12.11.09

el Tiempo

Desde que la conocí me pasaba los días cautivo en el único bar de la ciudad. No era nada que mereciera el placer pero el tiempo anidaba y yo carecía de compromisos laborales. Era un recién licenciado en una carrera de ciencias y había optado por el camino de la lanza libre, fácil y directo pero quebradizo. Llevaba a cuestas, entre otras cosas, un viejo reproductor de cedés y dentro, regulando el corazón cual gramola, sonaba A thousand Kisses Deep de Chris Botti y su mágica trompeta. A veces leía algo, otras tomaba té con medialunas y casi siempre me divertía observar a la gente cuando empujaban la puerta y el batiente, de madera y hierro, hacía sonar una campanilla que resonaba por todo el local.
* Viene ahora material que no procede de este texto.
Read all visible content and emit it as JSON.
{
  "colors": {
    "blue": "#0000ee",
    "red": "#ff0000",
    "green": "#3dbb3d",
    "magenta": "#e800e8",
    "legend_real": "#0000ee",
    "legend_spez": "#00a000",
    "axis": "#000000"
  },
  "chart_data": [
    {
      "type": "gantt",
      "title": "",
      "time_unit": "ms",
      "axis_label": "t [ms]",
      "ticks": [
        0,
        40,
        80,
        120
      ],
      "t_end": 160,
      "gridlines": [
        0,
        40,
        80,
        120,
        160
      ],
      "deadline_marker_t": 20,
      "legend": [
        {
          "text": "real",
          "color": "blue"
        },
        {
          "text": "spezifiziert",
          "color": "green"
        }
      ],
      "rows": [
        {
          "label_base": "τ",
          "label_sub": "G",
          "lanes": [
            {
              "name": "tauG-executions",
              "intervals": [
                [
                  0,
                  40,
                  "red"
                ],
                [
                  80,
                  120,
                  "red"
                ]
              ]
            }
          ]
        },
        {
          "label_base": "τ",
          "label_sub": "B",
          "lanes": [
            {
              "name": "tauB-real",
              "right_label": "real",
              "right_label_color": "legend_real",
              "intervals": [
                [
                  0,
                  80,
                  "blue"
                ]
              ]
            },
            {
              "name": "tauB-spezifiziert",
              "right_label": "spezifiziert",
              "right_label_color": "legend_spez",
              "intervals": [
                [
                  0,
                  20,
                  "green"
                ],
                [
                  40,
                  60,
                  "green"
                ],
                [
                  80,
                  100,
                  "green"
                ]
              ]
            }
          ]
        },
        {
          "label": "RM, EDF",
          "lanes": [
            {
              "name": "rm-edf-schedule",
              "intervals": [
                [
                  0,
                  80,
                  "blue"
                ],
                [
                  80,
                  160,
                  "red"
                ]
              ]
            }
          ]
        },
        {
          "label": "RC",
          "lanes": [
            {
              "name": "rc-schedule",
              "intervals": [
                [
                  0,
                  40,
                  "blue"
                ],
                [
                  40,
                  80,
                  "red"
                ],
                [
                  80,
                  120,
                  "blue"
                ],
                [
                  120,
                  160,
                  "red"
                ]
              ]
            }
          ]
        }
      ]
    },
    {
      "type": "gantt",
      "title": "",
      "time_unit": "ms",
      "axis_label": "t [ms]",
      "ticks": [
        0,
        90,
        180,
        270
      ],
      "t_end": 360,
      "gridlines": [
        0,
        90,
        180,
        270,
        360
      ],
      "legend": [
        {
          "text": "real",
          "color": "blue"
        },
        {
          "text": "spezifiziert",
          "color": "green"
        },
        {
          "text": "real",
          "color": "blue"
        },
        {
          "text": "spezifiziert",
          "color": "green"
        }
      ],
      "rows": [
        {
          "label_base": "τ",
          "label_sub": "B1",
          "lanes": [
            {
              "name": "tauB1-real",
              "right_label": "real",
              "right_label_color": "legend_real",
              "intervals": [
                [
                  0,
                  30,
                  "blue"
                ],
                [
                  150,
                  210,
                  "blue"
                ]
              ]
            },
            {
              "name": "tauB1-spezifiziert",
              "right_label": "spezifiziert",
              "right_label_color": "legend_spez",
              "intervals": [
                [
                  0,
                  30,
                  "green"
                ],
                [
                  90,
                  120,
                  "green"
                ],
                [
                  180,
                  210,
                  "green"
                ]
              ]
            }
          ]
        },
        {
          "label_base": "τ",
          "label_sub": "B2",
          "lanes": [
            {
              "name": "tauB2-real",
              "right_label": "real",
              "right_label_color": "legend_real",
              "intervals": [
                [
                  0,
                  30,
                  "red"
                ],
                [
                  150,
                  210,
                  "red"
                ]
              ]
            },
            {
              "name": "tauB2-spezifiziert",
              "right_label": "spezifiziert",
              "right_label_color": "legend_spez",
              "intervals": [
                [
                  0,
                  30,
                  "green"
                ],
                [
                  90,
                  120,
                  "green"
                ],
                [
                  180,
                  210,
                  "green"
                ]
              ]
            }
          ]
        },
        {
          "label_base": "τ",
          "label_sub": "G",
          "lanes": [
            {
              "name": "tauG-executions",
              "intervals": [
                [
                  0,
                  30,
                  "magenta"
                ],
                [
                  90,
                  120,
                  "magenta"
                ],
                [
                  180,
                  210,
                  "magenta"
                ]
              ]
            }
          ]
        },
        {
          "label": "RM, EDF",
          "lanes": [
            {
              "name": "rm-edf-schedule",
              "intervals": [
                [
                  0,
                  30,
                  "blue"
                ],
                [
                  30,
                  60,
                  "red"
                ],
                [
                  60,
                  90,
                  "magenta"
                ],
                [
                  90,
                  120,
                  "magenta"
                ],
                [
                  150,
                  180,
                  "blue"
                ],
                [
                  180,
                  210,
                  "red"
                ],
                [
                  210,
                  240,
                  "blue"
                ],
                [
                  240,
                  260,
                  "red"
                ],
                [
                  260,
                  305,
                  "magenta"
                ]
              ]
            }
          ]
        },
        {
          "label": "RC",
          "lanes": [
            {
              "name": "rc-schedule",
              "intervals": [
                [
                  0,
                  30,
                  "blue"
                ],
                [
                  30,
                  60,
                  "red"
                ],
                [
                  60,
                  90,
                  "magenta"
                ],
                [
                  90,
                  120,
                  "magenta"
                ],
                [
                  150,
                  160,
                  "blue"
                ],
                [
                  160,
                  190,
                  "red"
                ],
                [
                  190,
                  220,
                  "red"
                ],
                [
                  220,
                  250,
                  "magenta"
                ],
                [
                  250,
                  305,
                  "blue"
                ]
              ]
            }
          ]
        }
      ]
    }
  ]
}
Entonces, cuando llegó el día volviéndose corto el calendario, fui a buscarla y nos dirigimos en taxi al aeropuerto. Volamos catorce horas antes de aterrizar en un país lejano. Al llegar supe que a ella le gustaban los sitios cómodos pero allí no había un lugar así a donde ir. Caminamos desde la pista de los aviones en busca del bazar central, ella y yo, decididos a celebrar el encuentro después de tanta ausencia. Ella vestía un shalwar kameez que le iba como la seda.

—He traído el vestido nuevo para que lo veas —dijo.
—Estás guapísima —dije yo. Y lo pensaba de verdad.
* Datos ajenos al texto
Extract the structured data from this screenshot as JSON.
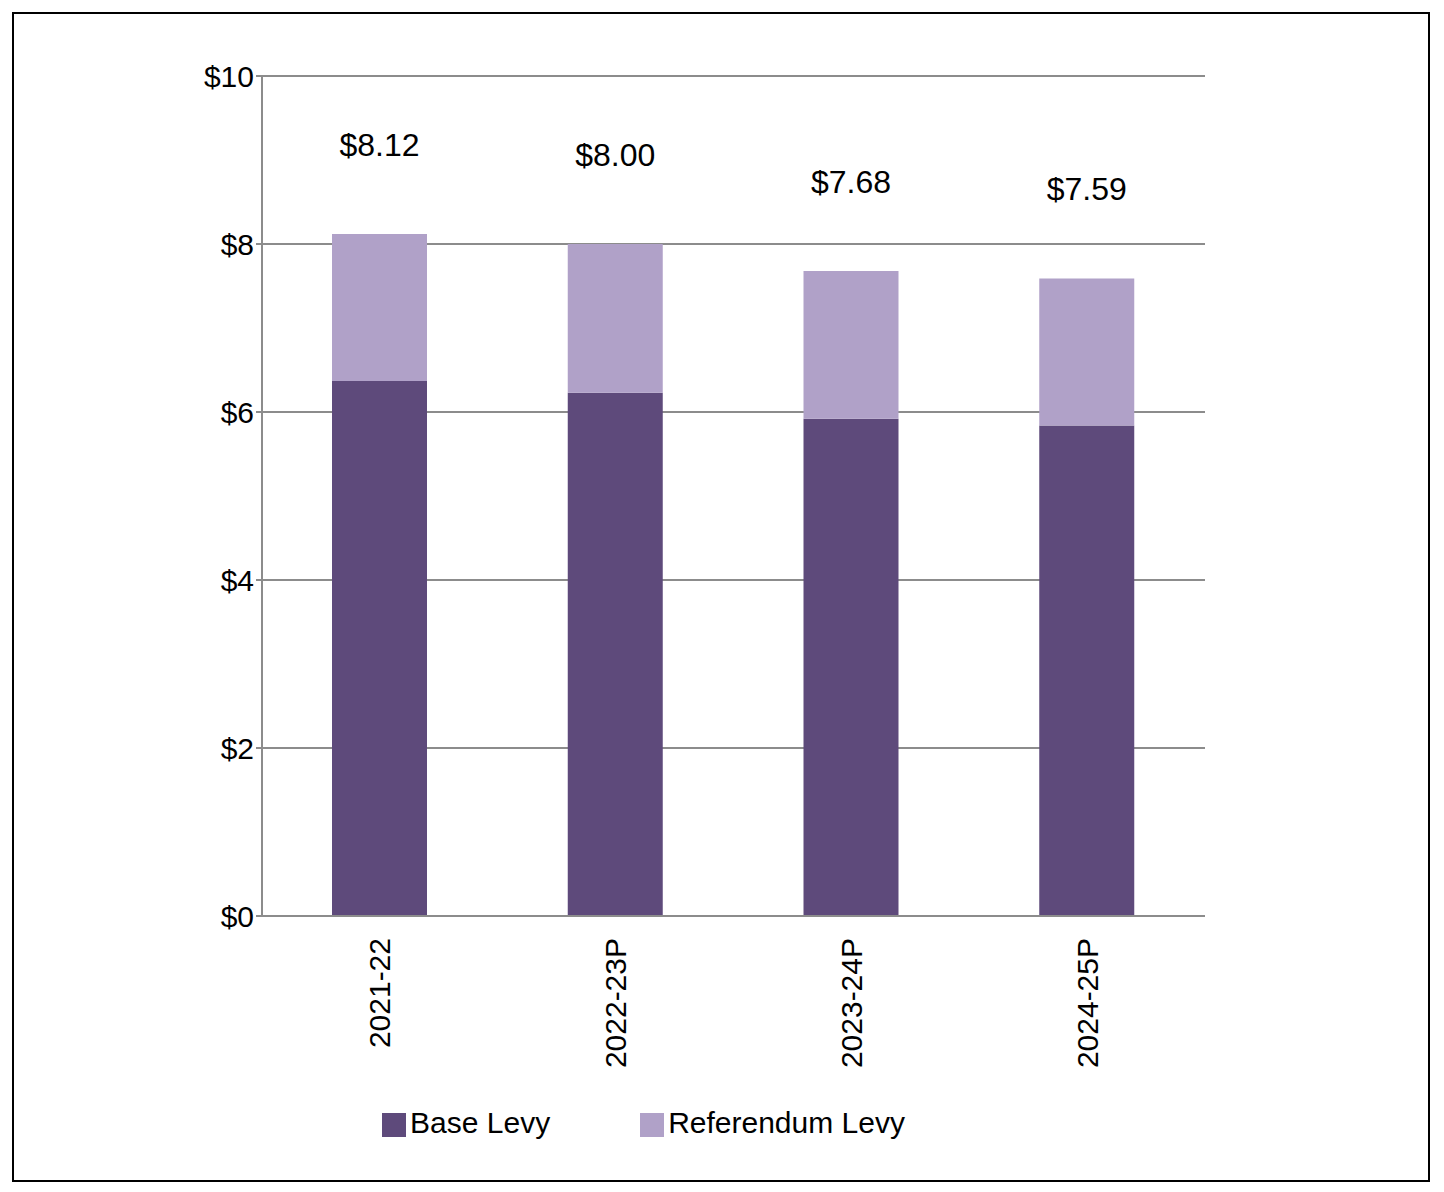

Me entraron ganas de contarle historias de este país y de su gente que, como alguien decía, se encuentran entre los más extraordinarios de la Tierra. La cogí de la mano, la llevé hasta un patio y dije:

—Toma.
Ella no lo comprendió bien del todo.
—Es un regalo —aclaré.
—¿Para quién?
—Para tí.
—Estás loco.

Nos abrazamos como dos chiquillos. El regalo consistía en un pequeño corazón de madera, tallado con habilidad mística, que al girarlo sobre uno de sus ejes dibujaba un cruz. Un día, hace pocos meses, el azar me había hecho darme de bruces con el viejo boceto que guardaba en uno de mis libros, y más tarde había encontrado en la ciudad al artesano capaz de construir aquello que yo había sido incapaz, perdida la paciencia, semanas atrás.

Llegamos a una plaza enorme. En medio del caos estaba el Gran Mausoleo que domina el bazar central, a donde millares de hombres y mujeres todavía acuden para rezar y presentar sus respetos. El hombre a quien está dedicado debió ser el fundador de la nación.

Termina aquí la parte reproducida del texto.